In a part of this interview, Alireza Mashayekhi has said: “Two or three events that occurred when I was ten to thirteen years old influenced my entire life. The root of my modernism lies in these very events. One was that one of our relatives, who was also a teacher, asked me about a radio program, and I, who had heard from the adults that it was a bad program, said: ‘I have nothing to do with that program. It is not a good program.’ I was about to leave when he took my hand and said: ‘Why is it not good?’ I did not know what to say. He said: ‘You spoke about something even though you have no reason for it at all. That is not good.’ I felt very ashamed in those moments and made a vow to myself that this would not happen again.
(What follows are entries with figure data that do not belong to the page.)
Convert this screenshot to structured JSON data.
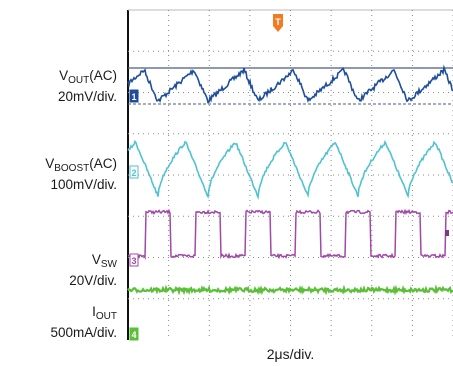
{
  "chart_data": {
    "type": "line",
    "title": "",
    "xlabel": "2μs/div.",
    "ylabel": "",
    "grid": true,
    "divisions": {
      "x": 8,
      "y": 8
    },
    "colors": {
      "vout": "#1f4e9c",
      "vboost": "#4fc3d0",
      "vsw": "#a04aa8",
      "iout": "#5cbf3a",
      "trigger": "#f07b22",
      "grid": "#888888"
    },
    "series": [
      {
        "id": "vout",
        "marker": "1",
        "label_main": "V",
        "label_sub": "OUT",
        "label_tail": "(AC)",
        "scale": "20mV/div.",
        "waveform": "triangle",
        "periods": 6.5
      },
      {
        "id": "vboost",
        "marker": "2",
        "label_main": "V",
        "label_sub": "BOOST",
        "label_tail": "(AC)",
        "scale": "100mV/div.",
        "waveform": "sawtooth",
        "periods": 6.5
      },
      {
        "id": "vsw",
        "marker": "3",
        "label_main": "V",
        "label_sub": "SW",
        "label_tail": "",
        "scale": "20V/div.",
        "waveform": "square",
        "periods": 6.5
      },
      {
        "id": "iout",
        "marker": "4",
        "label_main": "I",
        "label_sub": "OUT",
        "label_tail": "",
        "scale": "500mA/div.",
        "waveform": "dc"
      }
    ],
    "trigger_marker": "T"
  }
}
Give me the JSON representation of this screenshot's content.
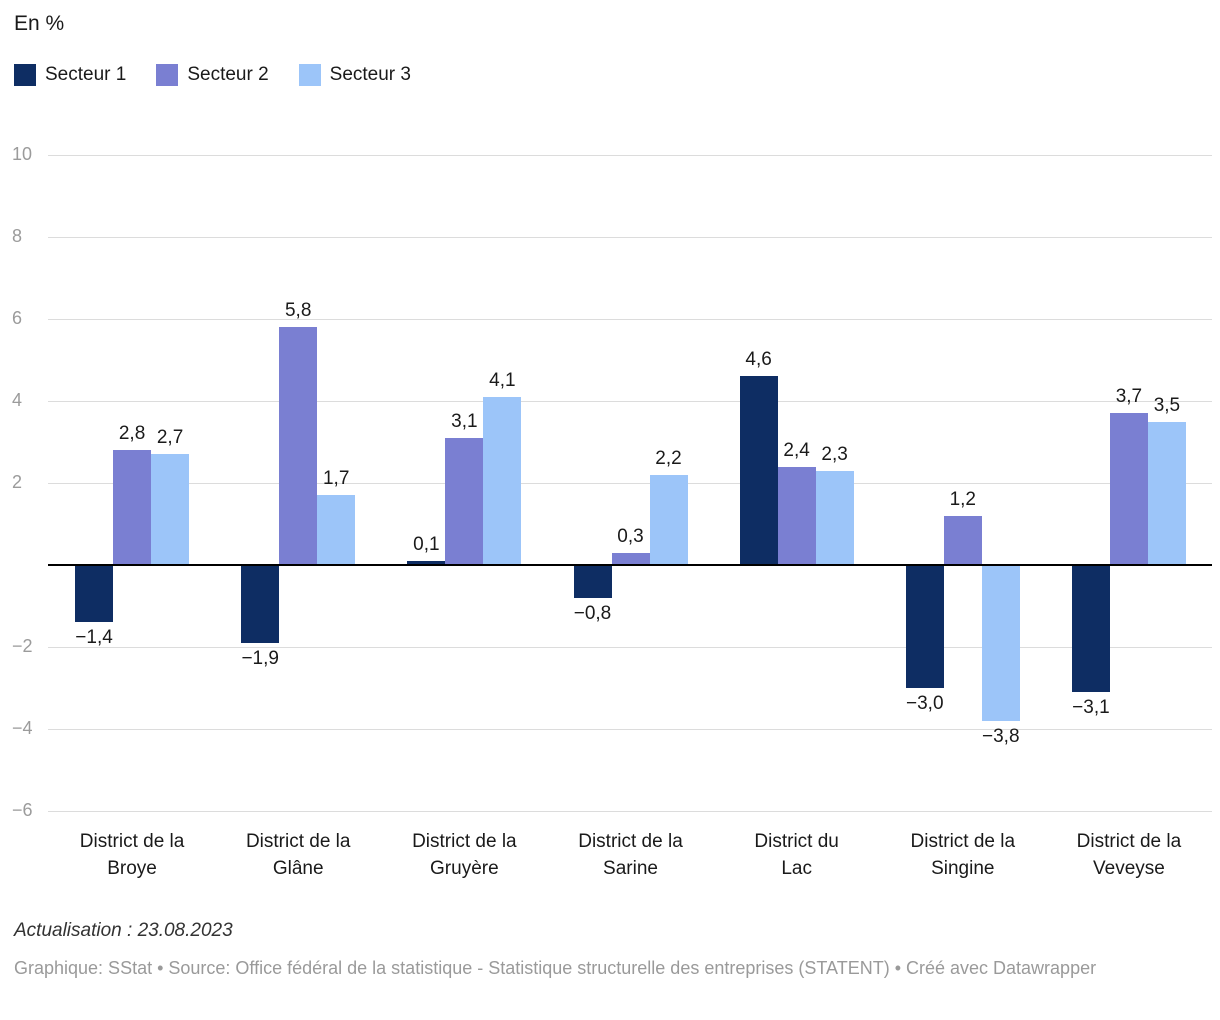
{
  "chart_data": {
    "type": "bar",
    "title": "En %",
    "categories": [
      [
        "District de la",
        "Broye"
      ],
      [
        "District de la",
        "Glâne"
      ],
      [
        "District de la",
        "Gruyère"
      ],
      [
        "District de la",
        "Sarine"
      ],
      [
        "District du",
        "Lac"
      ],
      [
        "District de la",
        "Singine"
      ],
      [
        "District de la",
        "Veveyse"
      ]
    ],
    "series": [
      {
        "name": "Secteur 1",
        "color": "#0e2d63",
        "values": [
          -1.4,
          -1.9,
          0.1,
          -0.8,
          4.6,
          -3.0,
          -3.1
        ],
        "labels": [
          "−1,4",
          "−1,9",
          "0,1",
          "−0,8",
          "4,6",
          "−3,0",
          "−3,1"
        ]
      },
      {
        "name": "Secteur 2",
        "color": "#7a7fd2",
        "values": [
          2.8,
          5.8,
          3.1,
          0.3,
          2.4,
          1.2,
          3.7
        ],
        "labels": [
          "2,8",
          "5,8",
          "3,1",
          "0,3",
          "2,4",
          "1,2",
          "3,7"
        ]
      },
      {
        "name": "Secteur 3",
        "color": "#9cc5f9",
        "values": [
          2.7,
          1.7,
          4.1,
          2.2,
          2.3,
          -3.8,
          3.5
        ],
        "labels": [
          "2,7",
          "1,7",
          "4,1",
          "2,2",
          "2,3",
          "−3,8",
          "3,5"
        ]
      }
    ],
    "y_ticks": [
      10,
      8,
      6,
      4,
      2,
      -2,
      -4,
      -6
    ],
    "y_tick_labels": [
      "10",
      "8",
      "6",
      "4",
      "2",
      "−2",
      "−4",
      "−6"
    ],
    "ylim": [
      -6.8,
      10.4
    ],
    "grid": true,
    "legend_position": "top",
    "value_label_decimal_separator": ","
  },
  "footer": {
    "actualisation": "Actualisation : 23.08.2023",
    "credits": "Graphique: SStat • Source: Office fédéral de la statistique - Statistique structurelle des entreprises (STATENT) • Créé avec Datawrapper"
  }
}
After this, another event occurred at a painting exhibition that displayed works leaning toward modern art, and a friend and I were talking when a similar situation arose again. I said: ‘They have done whatever they pleased and called it painting.’

“A gentleman whose face I still remember after half a century placed his hand on my shoulder and said: ‘This story is a little more complicated than what you think. Let me explain a little about color, form, and composition to you, so that you do not think this way anymore.’ For about half an hour, he interpreted that painting for me, which I had no idea at all what it was or whose it was. With the event that had previously occurred, my reaction was intensified, and I suddenly realized that I had to think much more deeply than this and that I should not reject anything so easily. This time, it became clear to me that I had no right to ridicule something I did not know or to express an opinion about it. At this time, I was very familiar with and interested in the music of Beethoven, Mozart, and Russian composers such as Tchaikovsky and Rachmaninoff. A third event occurred. They held a series of exhibitions of works by contemporary artists with Cubist tendencies. Among these, the works of the late Jalil Ziapour affected me greatly. These suddenly created this thought in me: what would be the equivalent of these in music? These are not Mozart’s music. I must go and see what is really happening in international art in the era when Picasso lived and Jalil Ziapour was painting these pictures in Iran.”